Each card includes the oval portrait of an English or American author wrapped
in laurel leaves. The date on the cover says 1897, but my edition is maybe 20
years older because the dates of more recently dead authors have been filled in.
The cards were already old when I got them in 1959.
There may be no connection between the deck of cards and the fact that I majored
in English Literature in college and went on to become a writer. But then again,
there may be. I played with the cards a lot as a child, memorizing the works of
the authors and their dates like other kids learned the stats on baseball cards.
Shakespeare is here, Milton, Dryden, Shelly, Dickens, Poe, Pope. Some have faded
from memory, like Bayard Taylor and Helen Hunt Jackson and General Lew wallace.
When I rediscovered the deck again in a box of kid stuff recently, I fanned the
deck and thumbed the old familiar faces.
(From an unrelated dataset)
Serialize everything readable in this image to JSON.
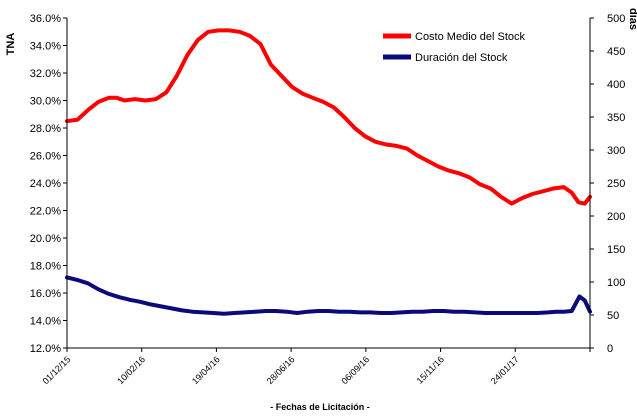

I’ve typed a few million words of my
own since those early piano days, many of them about my adopted home in Seacoast,
New Hampshire. So I swooned a bit with surprise when I studied one long dead author
pulled randomly from the deck – pick a card sonny, any card.
It was Celia Thaxter, the poet of the Isles of Shoals, an author almost unknown today beyond this
tiny coastline. I own the distinction of being the only person on the Internet,
so far, to dedicate a web site in her honor. IN a couple of weeks I’ll be staying,
once again, in the rustic island house where Celia summered as a child – reading
the ancient English writers that I too came to know. Hawthorne visited when Celia
was still a girl. But later, herself a popular writer, Celia walked and dined
with Dickens, Whittier, Emerson, Longfellow and Harriet Beecher Stowe. All are
in my deck of cards.
There is a card for Thomas Bailey Aldrich as well, Portsmouth’s "bad boy" author of one truly enduring children’s book
and the stuffy Victorian editor, for a decade of the Atlantic Monthly. And one
card for his colleague William Dean Howells, another man of letters and a summer
resident of Kittery, Maine.
So, almost magically, it appears, I had known these people as a child, sitting
on my bed with the whole encyclopedia of authors splayed out in front of me. Then
I lost them. But that is how it goes with great writers. They can go missing.
They can disappear for decades like an old deck of cards or a favorite book --
then reappear – fresh with insights unknown to youth.